No, I wasn't at all surprised. During times of war people lived for the moment, and they lived like each day was their last. Men and women were often married after only days of knowing each other. Lives were consumed by "living" in the face of death.
Gradesaver's analysis of this section:
"The sexual liaison across the canal at first appears to be a picaresque adventure of the kind frequently found in war stories; lusty young soldiers skirt authority while meeting up with exotic local women. But from the start, it seems doomed for failure. First, sex to the men cannot be a regular experience; war has made sure of that. Instead of getting new clothes to "compete" for the woman in the poster, they have to settle for a delousing.

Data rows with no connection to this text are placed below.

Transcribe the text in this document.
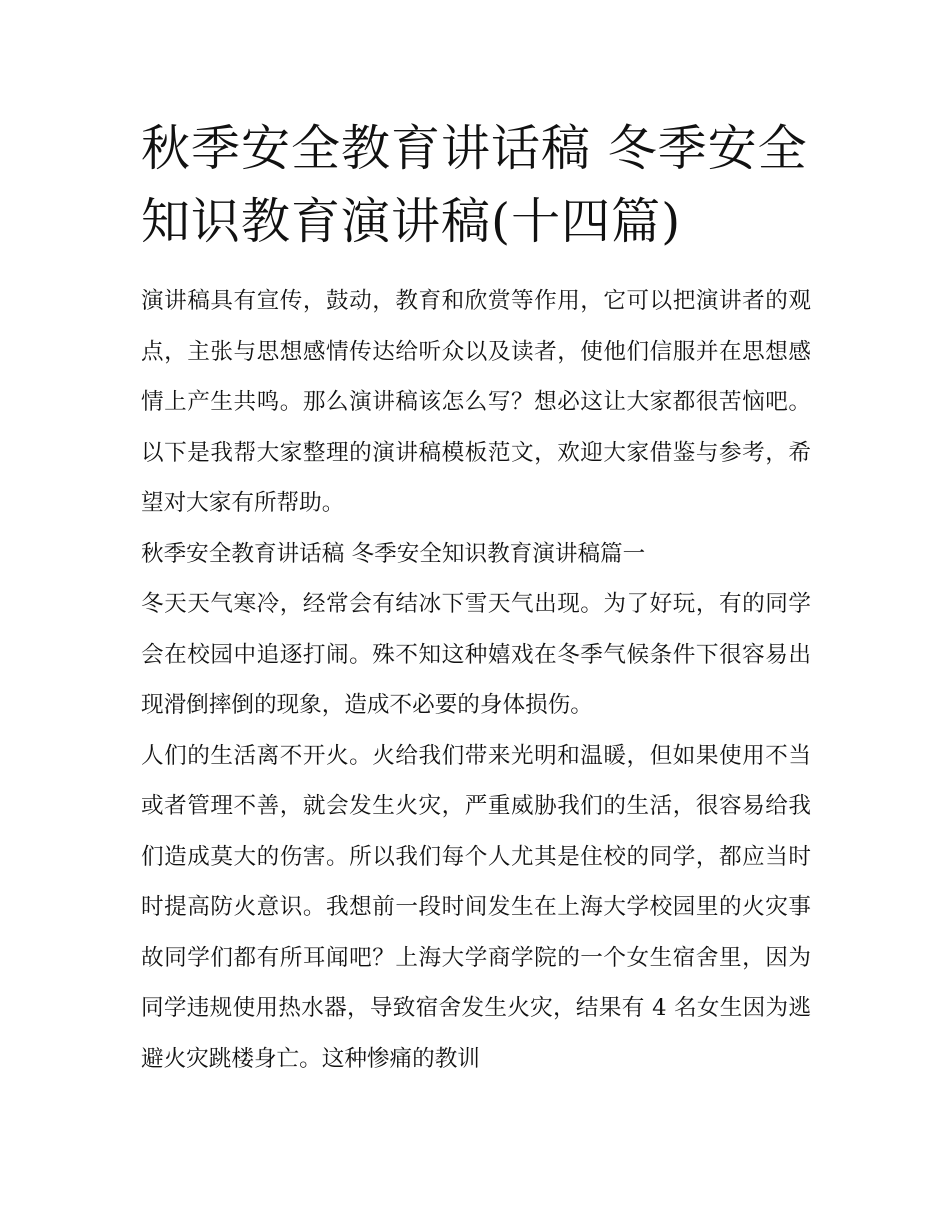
秋季安全教育讲话稿 冬季安全知识教育演讲稿(十四篇)

演讲稿具有宣传，鼓动，教育和欣赏等作用，它可以把演讲者的观点，主张与思想感情传达给听众以及读者，使他们信服并在思想感情上产生共鸣。那么演讲稿该怎么写？想必这让大家都很苦恼吧。以下是我帮大家整理的演讲稿模板范文，欢迎大家借鉴与参考，希望对大家有所帮助。

秋季安全教育讲话稿 冬季安全知识教育演讲稿篇一

冬天天气寒冷，经常会有结冰下雪天气出现。为了好玩，有的同学会在校园中追逐打闹。殊不知这种嬉戏在冬季气候条件下很容易出现滑倒摔倒的现象，造成不必要的身体损伤。

人们的生活离不开火。火给我们带来光明和温暖，但如果使用不当或者管理不善，就会发生火灾，严重威胁我们的生活，很容易给我们造成莫大的伤害。所以我们每个人尤其是住校的同学，都应当时时提高防火意识。我想前一段时间发生在上海大学校园里的火灾事故同学们都有所耳闻吧？上海大学商学院的一个女生宿舍里，因为同学违规使用热水器，导致宿舍发生火灾，结果有 4 名女生因为逃避火灾跳楼身亡。这种惨痛的教训
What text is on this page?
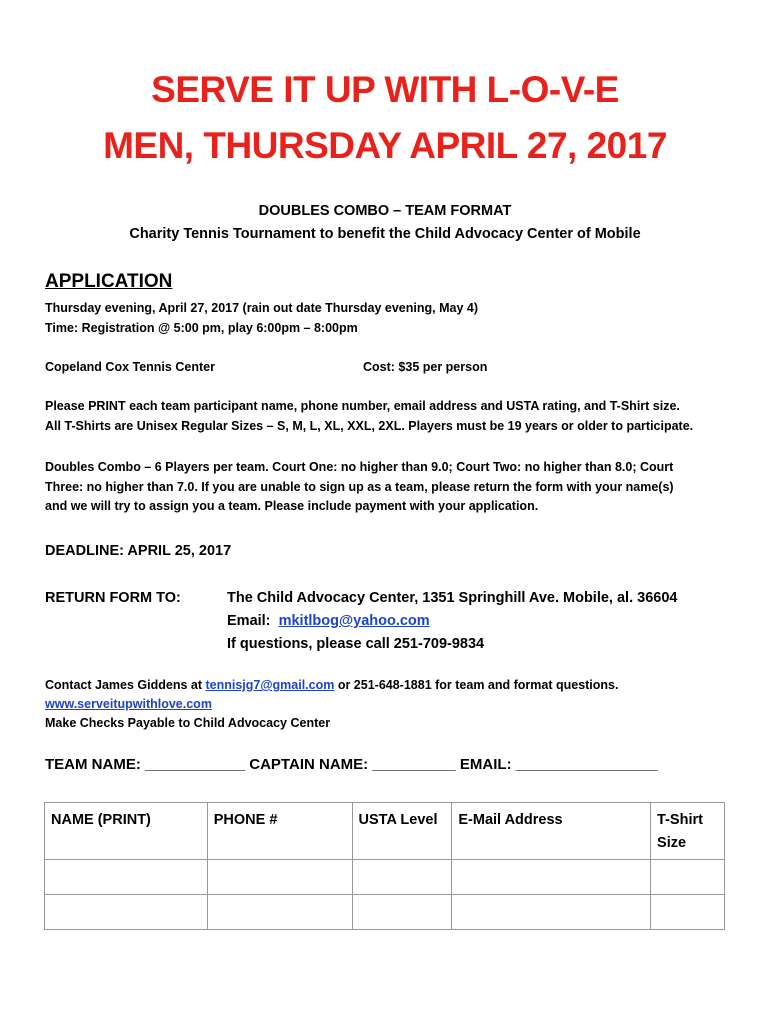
SERVE IT UP WITH L-O-V-E
MEN, THURSDAY APRIL 27, 2017
DOUBLES COMBO – TEAM FORMAT
Charity Tennis Tournament to benefit the Child Advocacy Center of Mobile
APPLICATION
Thursday evening, April 27, 2017 (rain out date Thursday evening, May 4)
Time: Registration @ 5:00 pm, play 6:00pm – 8:00pm
Copeland Cox Tennis Center	Cost: $35 per person
Please PRINT each team participant name, phone number, email address and USTA rating, and T-Shirt size.
All T-Shirts are Unisex Regular Sizes – S, M, L, XL, XXL, 2XL. Players must be 19 years or older to participate.
Doubles Combo – 6 Players per team. Court One: no higher than 9.0; Court Two: no higher than 8.0; Court
Three: no higher than 7.0. If you are unable to sign up as a team, please return the form with your name(s)
and we will try to assign you a team. Please include payment with your application.
DEADLINE: APRIL 25, 2017
RETURN FORM TO:	The Child Advocacy Center, 1351 Springhill Ave. Mobile, al. 36604
Email: mkitlbog@yahoo.com
If questions, please call 251-709-9834
Contact James Giddens at tennisjg7@gmail.com or 251-648-1881 for team and format questions.
www.serveitupwithlove.com
Make Checks Payable to Child Advocacy Center
TEAM NAME: ____________ CAPTAIN NAME: __________ EMAIL: _________________
NAME (PRINT)	PHONE #	USTA Level	E-Mail Address	T-Shirt Size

Moreover, the women are French and, technically, their enemies. This immediate confusion (which does not seem to bother any of them at all) bleeds into an even greater ambiguity: the fusion of love and war. Love and war are frequently starkly contrasted in literature: love produces birth and other emotions of re-birth, while war produces death and its attendant mortal emotions. Paul hopes to separate love and war--he wants the brunette to deliver him from "war and terror and grossness, in order to awaken young and happy." However, the brunette is interested in Paul only if death is around the corner for him. When she learns he is going off on leave, he is no longer a "'pauvre garçon'" ("poor boy"), but simply another man. She is sold on the romantic notion of war, and love for her is possible only if Paul is an idealized, heroic soldier."